How the issue got to such a ruling is a twofold story.
First, Patric and Schreiber have been fighting over custody of their four-year-old son, who was born through artificial insemination. Thanks to California law, which grants the mother full custody unless there is a written agreement establishing parental rights before conception, a judge has denied The Lost Boys star access to his son. So as the custody battle heads to an appeals court next month, Gus can be considered in some respects a legal stranger to his father.
Second, in response to the situation, Patric started “Stand Up for Gus” and has been promoting it through media interviews, at fundraising events, on Twitter and on Facebook. Schreiber sought a restraining order preventing Patrric from using the child’s name and likeness for alleged commercial purposes without her permission. Usually, celebrities lean upon laws protecting one’s likeness to prevent others from exploiting their fame, but in this instance — and this is why this sort of situation hasn’t popped up before — Patric was using his fame and the name of his in vitro son to promote his cause.
Schreiber’s attorney, Patty Glaser, insisted the child’s “exploitation” was at stake, while Patric’s attorney, Lawrence Iser, focused the judge’s attention on the First Amendment. “Our country is founded upon the fundamental rights to speak freely and petition for causes, and the censorship sought by Ms. Schreiber is contrary to those fundamental values,” said Iser.
At a hearing on Monday, Judge Stephen Moloney agreed that to grant a restraining order would mean a prior restraint.
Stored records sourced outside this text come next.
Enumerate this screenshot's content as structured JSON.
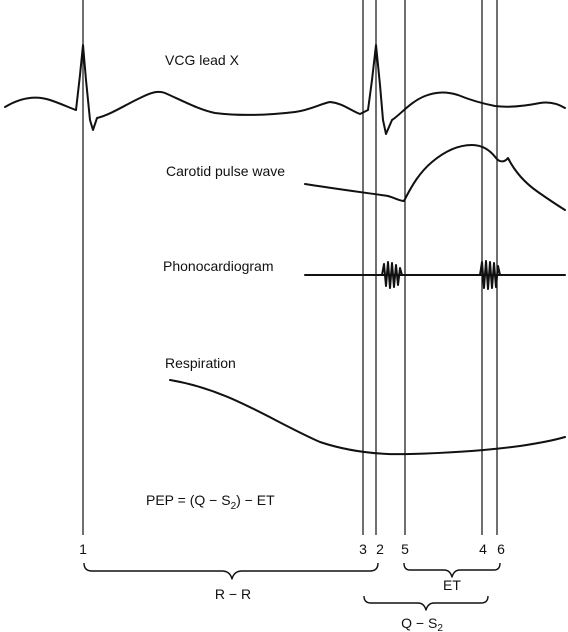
{
  "traces": {
    "vcg": "VCG lead X",
    "carotid": "Carotid pulse wave",
    "phono": "Phonocardiogram",
    "respiration": "Respiration"
  },
  "formula": {
    "lhs": "PEP = (Q − S",
    "sub": "2",
    "rhs": ") − ET"
  },
  "markers": [
    "1",
    "3",
    "2",
    "5",
    "4",
    "6"
  ],
  "intervals": {
    "rr": "R − R",
    "et": "ET",
    "qs2_main": "Q − S",
    "qs2_sub": "2"
  }
}
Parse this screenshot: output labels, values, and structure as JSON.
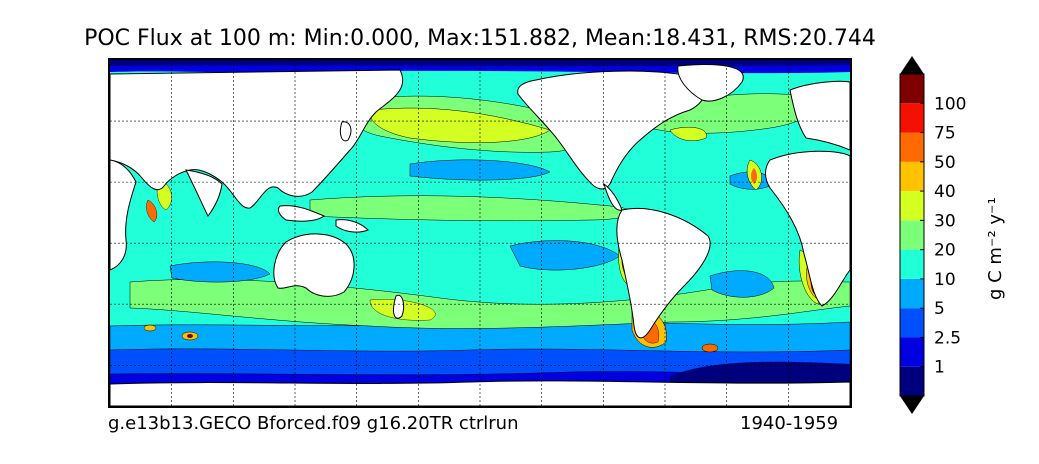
{
  "title": "POC Flux at 100 m: Min:0.000, Max:151.882, Mean:18.431, RMS:20.744",
  "footer": {
    "case_name": "g.e13b13.GECO Bforced.f09 g16.20TR ctrlrun",
    "years": "1940-1959"
  },
  "colorbar": {
    "units": "g C m⁻² y⁻¹",
    "tick_labels": [
      "1",
      "2.5",
      "5",
      "10",
      "20",
      "30",
      "40",
      "50",
      "75",
      "100"
    ],
    "colors": [
      "#00007f",
      "#0000e0",
      "#0050ff",
      "#00aaff",
      "#20ffd8",
      "#7cff79",
      "#d4ff22",
      "#ffc200",
      "#ff6a00",
      "#f41000",
      "#7f0000"
    ],
    "extend": "both"
  },
  "map": {
    "projection": "cylindrical",
    "longitude_range": [
      30,
      390
    ],
    "latitude_range": [
      -80,
      90
    ],
    "gridlines": "dashed",
    "land_color": "#ffffff",
    "ocean_base_level_color": "#20ffd8"
  }
}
This doesn’t necessarily foreclose Schreiber’s legal recourse for any improper statements by Patric after they are made, but the judge doesn’t see the need to create something that would be tantamount to a gag.
Patric tells The Hollywood Reporter, “After numerous attempts to stop me from speaking about my child, and to use the legal process to deprive me of my constitutional right of free speech, my victory today is not only for me and my son Gus, but for all other parents who will have the right to speak of and about their children in any form of media that they wish.”